Nachdem er das Haus geerbt hatte, war es nie seine Absicht gewesen, dort einzuziehen. Dafür waren die Erinnerungen an seine Kindheit nicht schön genug. Um es zu verkaufen, hatte er sich an einen Makler gewandt, der ihm klar machte, wie wenig Geld er für dieses Haus in seinem vernachlässigtem Zustand erwarten konnte. Daraufhin hatte er das Haus vom Markt genommen und gehofft, dass steigende Immobilienpreise das Problem lösen würden. Das war nicht geschehen, ganz im Gegenteil, es wurden in der Nachbarschaft ständig ähnlich renovierungsbedürftige Häuser zum Verkauf angeboten, die nur schwer Käufer fanden.
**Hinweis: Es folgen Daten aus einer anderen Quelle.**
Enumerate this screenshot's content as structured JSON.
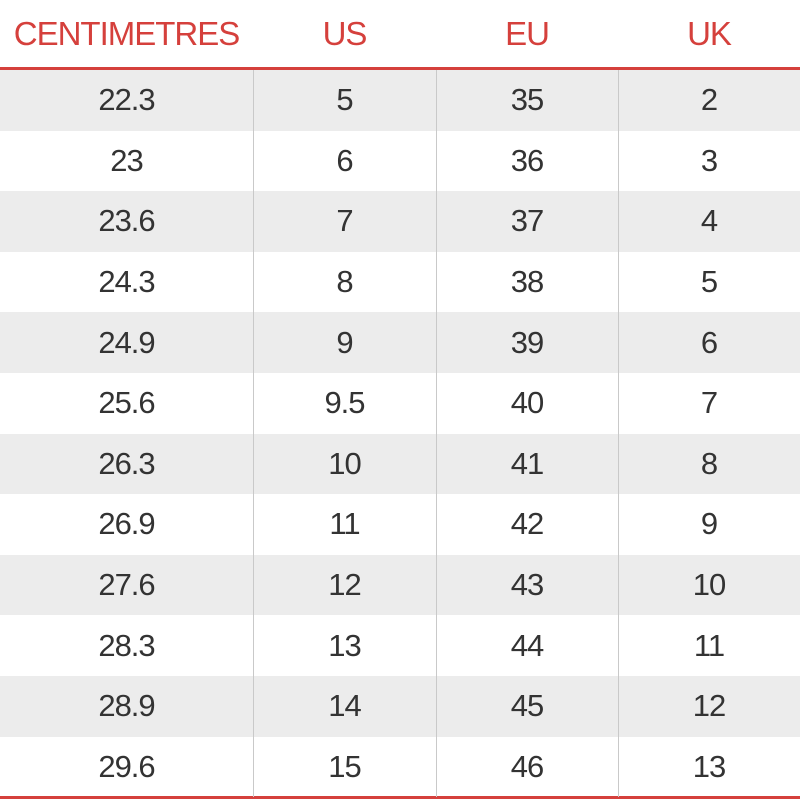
{
  "header": {
    "columns": [
      "CENTIMETRES",
      "US",
      "EU",
      "UK"
    ]
  },
  "table": {
    "rows": [
      [
        "22.3",
        "5",
        "35",
        "2"
      ],
      [
        "23",
        "6",
        "36",
        "3"
      ],
      [
        "23.6",
        "7",
        "37",
        "4"
      ],
      [
        "24.3",
        "8",
        "38",
        "5"
      ],
      [
        "24.9",
        "9",
        "39",
        "6"
      ],
      [
        "25.6",
        "9.5",
        "40",
        "7"
      ],
      [
        "26.3",
        "10",
        "41",
        "8"
      ],
      [
        "26.9",
        "11",
        "42",
        "9"
      ],
      [
        "27.6",
        "12",
        "43",
        "10"
      ],
      [
        "28.3",
        "13",
        "44",
        "11"
      ],
      [
        "28.9",
        "14",
        "45",
        "12"
      ],
      [
        "29.6",
        "15",
        "46",
        "13"
      ]
    ]
  }
}
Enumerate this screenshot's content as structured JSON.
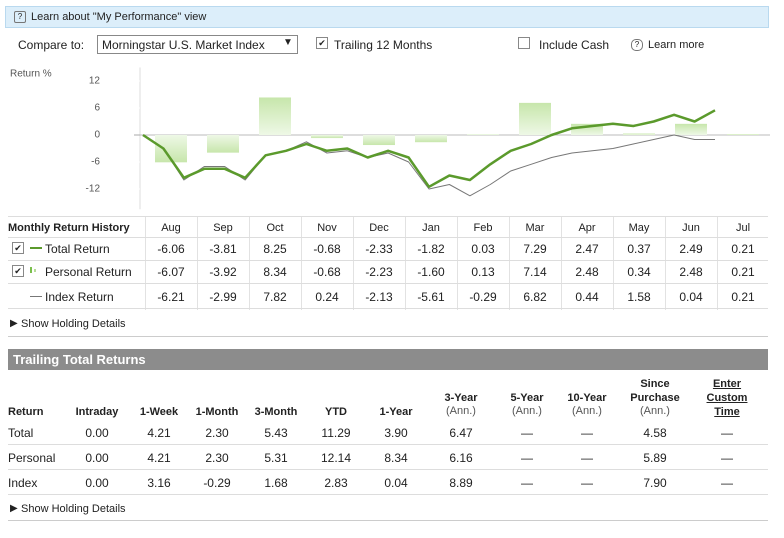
{
  "header": {
    "learn": "Learn about \"My Performance\" view"
  },
  "controls": {
    "compare_label": "Compare to:",
    "compare_value": "Morningstar U.S. Market Index",
    "trailing": "Trailing 12 Months",
    "include_cash": "Include Cash",
    "learn_more": "Learn more"
  },
  "chart_data": {
    "type": "combo",
    "y_label": "Return %",
    "ylim": [
      -16.5,
      15
    ],
    "yticks": [
      12,
      6,
      0,
      -6,
      -12
    ],
    "series": [
      {
        "name": "Total Return",
        "color": "#5b9a2c",
        "values": [
          0,
          -3,
          -9.5,
          -7.5,
          -7.5,
          -9.5,
          -4.5,
          -3.5,
          -2,
          -3.5,
          -3,
          -5,
          -3.5,
          -5,
          -11.5,
          -9,
          -10,
          -6.5,
          -3.5,
          -2,
          0,
          1.5,
          2,
          2.5,
          2,
          3,
          4.5,
          3,
          5.5
        ]
      },
      {
        "name": "Index Return",
        "color": "#777777",
        "values": [
          0,
          -3,
          -10,
          -7,
          -7,
          -10,
          -4.5,
          -3.5,
          -1.5,
          -4,
          -3.5,
          -5,
          -4,
          -6,
          -12,
          -11,
          -13.5,
          -11,
          -8,
          -6.5,
          -5,
          -4,
          -3.5,
          -3,
          -2,
          -1,
          0,
          -1,
          -1
        ]
      }
    ]
  },
  "monthly": {
    "title": "Monthly Return History",
    "months": [
      "Aug",
      "Sep",
      "Oct",
      "Nov",
      "Dec",
      "Jan",
      "Feb",
      "Mar",
      "Apr",
      "May",
      "Jun",
      "Jul"
    ],
    "rows": [
      {
        "name": "Total Return",
        "values": [
          -6.06,
          -3.81,
          8.25,
          -0.68,
          -2.33,
          -1.82,
          0.03,
          7.29,
          2.47,
          0.37,
          2.49,
          0.21
        ]
      },
      {
        "name": "Personal Return",
        "values": [
          -6.07,
          -3.92,
          8.34,
          -0.68,
          -2.23,
          -1.6,
          0.13,
          7.14,
          2.48,
          0.34,
          2.48,
          0.21
        ],
        "value_labels": [
          "-6.07",
          "-3.92",
          "8.34",
          "-0.68",
          "-2.23",
          "-1.60",
          "0.13",
          "7.14",
          "2.48",
          "0.34",
          "2.48",
          "0.21"
        ]
      },
      {
        "name": "Index Return",
        "values": [
          -6.21,
          -2.99,
          7.82,
          0.24,
          -2.13,
          -5.61,
          -0.29,
          6.82,
          0.44,
          1.58,
          0.04,
          0.21
        ]
      }
    ],
    "details": "Show Holding Details"
  },
  "trailing": {
    "title": "Trailing Total Returns",
    "headers": [
      {
        "label": "Return"
      },
      {
        "label": "Intraday"
      },
      {
        "label": "1-Week"
      },
      {
        "label": "1-Month"
      },
      {
        "label": "3-Month"
      },
      {
        "label": "YTD"
      },
      {
        "label": "1-Year"
      },
      {
        "label": "3-Year",
        "sub": "(Ann.)"
      },
      {
        "label": "5-Year",
        "sub": "(Ann.)"
      },
      {
        "label": "10-Year",
        "sub": "(Ann.)"
      },
      {
        "label": "Since Purchase",
        "sub": "(Ann.)"
      },
      {
        "label": "Enter Custom Time"
      }
    ],
    "rows": [
      [
        "Total",
        "0.00",
        "4.21",
        "2.30",
        "5.43",
        "11.29",
        "3.90",
        "6.47",
        "—",
        "—",
        "4.58",
        "—"
      ],
      [
        "Personal",
        "0.00",
        "4.21",
        "2.30",
        "5.31",
        "12.14",
        "8.34",
        "6.16",
        "—",
        "—",
        "5.89",
        "—"
      ],
      [
        "Index",
        "0.00",
        "3.16",
        "-0.29",
        "1.68",
        "2.83",
        "0.04",
        "8.89",
        "—",
        "—",
        "7.90",
        "—"
      ]
    ],
    "details": "Show Holding Details"
  }
}
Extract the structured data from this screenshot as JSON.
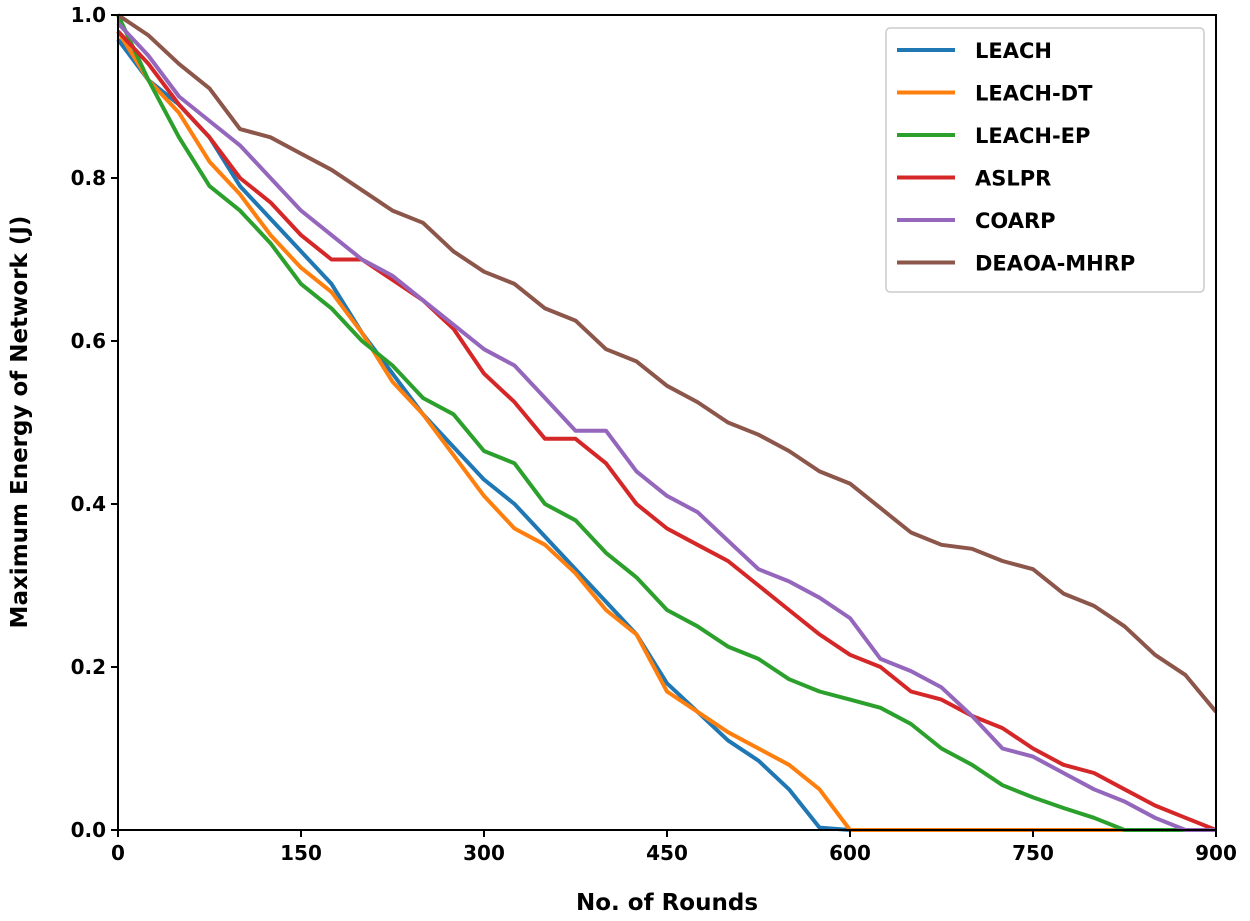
{
  "chart_data": {
    "type": "line",
    "title": "",
    "xlabel": "No. of Rounds",
    "ylabel": "Maximum Energy of Network (J)",
    "xlim": [
      0,
      900
    ],
    "ylim": [
      0,
      1.0
    ],
    "xticks": [
      "0",
      "150",
      "300",
      "450",
      "600",
      "750",
      "900"
    ],
    "yticks": [
      "0.0",
      "0.2",
      "0.4",
      "0.6",
      "0.8",
      "1.0"
    ],
    "grid": false,
    "legend_position": "top-right",
    "x": [
      0,
      25,
      50,
      75,
      100,
      125,
      150,
      175,
      200,
      225,
      250,
      275,
      300,
      325,
      350,
      375,
      400,
      425,
      450,
      475,
      500,
      525,
      550,
      575,
      600,
      625,
      650,
      675,
      700,
      725,
      750,
      775,
      800,
      825,
      850,
      875,
      900
    ],
    "series": [
      {
        "name": "LEACH",
        "color": "#1f77b4",
        "values": [
          0.97,
          0.92,
          0.89,
          0.85,
          0.79,
          0.75,
          0.71,
          0.67,
          0.61,
          0.56,
          0.51,
          0.47,
          0.43,
          0.4,
          0.36,
          0.32,
          0.28,
          0.24,
          0.18,
          0.145,
          0.11,
          0.085,
          0.05,
          0.003,
          0,
          0,
          0,
          0,
          0,
          0,
          0,
          0,
          0,
          0,
          0,
          0,
          0
        ]
      },
      {
        "name": "LEACH-DT",
        "color": "#ff7f0e",
        "values": [
          0.98,
          0.92,
          0.88,
          0.82,
          0.78,
          0.73,
          0.69,
          0.66,
          0.61,
          0.55,
          0.51,
          0.46,
          0.41,
          0.37,
          0.35,
          0.315,
          0.27,
          0.24,
          0.17,
          0.145,
          0.12,
          0.1,
          0.08,
          0.05,
          0,
          0,
          0,
          0,
          0,
          0,
          0,
          0,
          0,
          0,
          0,
          0,
          0
        ]
      },
      {
        "name": "LEACH-EP",
        "color": "#2ca02c",
        "values": [
          1.0,
          0.92,
          0.85,
          0.79,
          0.76,
          0.72,
          0.67,
          0.64,
          0.6,
          0.57,
          0.53,
          0.51,
          0.465,
          0.45,
          0.4,
          0.38,
          0.34,
          0.31,
          0.27,
          0.25,
          0.225,
          0.21,
          0.185,
          0.17,
          0.16,
          0.15,
          0.13,
          0.1,
          0.08,
          0.055,
          0.04,
          0.027,
          0.015,
          0,
          0,
          0,
          0
        ]
      },
      {
        "name": "ASLPR",
        "color": "#d62728",
        "values": [
          0.98,
          0.94,
          0.89,
          0.85,
          0.8,
          0.77,
          0.73,
          0.7,
          0.7,
          0.675,
          0.65,
          0.615,
          0.56,
          0.525,
          0.48,
          0.48,
          0.45,
          0.4,
          0.37,
          0.35,
          0.33,
          0.3,
          0.27,
          0.24,
          0.215,
          0.2,
          0.17,
          0.16,
          0.14,
          0.125,
          0.1,
          0.08,
          0.07,
          0.05,
          0.03,
          0.015,
          0
        ]
      },
      {
        "name": "COARP",
        "color": "#9467bd",
        "values": [
          0.99,
          0.95,
          0.9,
          0.87,
          0.84,
          0.8,
          0.76,
          0.73,
          0.7,
          0.68,
          0.65,
          0.62,
          0.59,
          0.57,
          0.53,
          0.49,
          0.49,
          0.44,
          0.41,
          0.39,
          0.355,
          0.32,
          0.305,
          0.285,
          0.26,
          0.21,
          0.195,
          0.175,
          0.14,
          0.1,
          0.09,
          0.07,
          0.05,
          0.035,
          0.015,
          0,
          0
        ]
      },
      {
        "name": "DEAOA-MHRP",
        "color": "#8c564b",
        "values": [
          1.0,
          0.975,
          0.94,
          0.91,
          0.86,
          0.85,
          0.83,
          0.81,
          0.785,
          0.76,
          0.745,
          0.71,
          0.685,
          0.67,
          0.64,
          0.625,
          0.59,
          0.575,
          0.545,
          0.525,
          0.5,
          0.485,
          0.465,
          0.44,
          0.425,
          0.395,
          0.365,
          0.35,
          0.345,
          0.33,
          0.32,
          0.29,
          0.275,
          0.25,
          0.215,
          0.19,
          0.145
        ]
      }
    ]
  }
}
Das war ihm mittlerweile gleichgültig, er war das Warten auf steigende Immobilienwerte leid. Er wollte das Haus um jeden Preis loswerden, denn in Anbetracht seiner finanziellen Lage war ein bisschen Geld besser als überhaupt kein Geld. Sein Großvater war früh gestorben, als er beinahe noch ein junger Mann gewesen war. Welch eine traurige Geschichte. Er überlebte den Krieg und die Gefangenschaft und heiratete kurz nach dem Krieg seine Gerlinde. Das hatten sie sich schließlich versprochen, bevor er zur Armee eingezogen wurde. So waren die Menschen damals eben, vor allem wenn sie gute Katholiken waren wie die Großmutter. Ein Eheversprechen war ein Versprechen für die Ewigkeit, selbst wenn ein Weltkrieg dazwischenkam. Es soll für die Zeit kurz nach dem Krieg eine prunkvolle Hochzeit gewesen sein. Die geladenen Gäste hatten sich wohl über den Glanz des Festes gewundert, aber es war nicht überliefert, dass sich jemand über die großzügige Bewirtung beschwert hatte. Die alten Leute in der Stadt, die dabei gewesen waren und noch lebten, schwärmten davon, wenn sie über die guten alten Zeiten sprachen. Zeiten, die nach heutigem Maßstab alles andere als gut gewesen waren.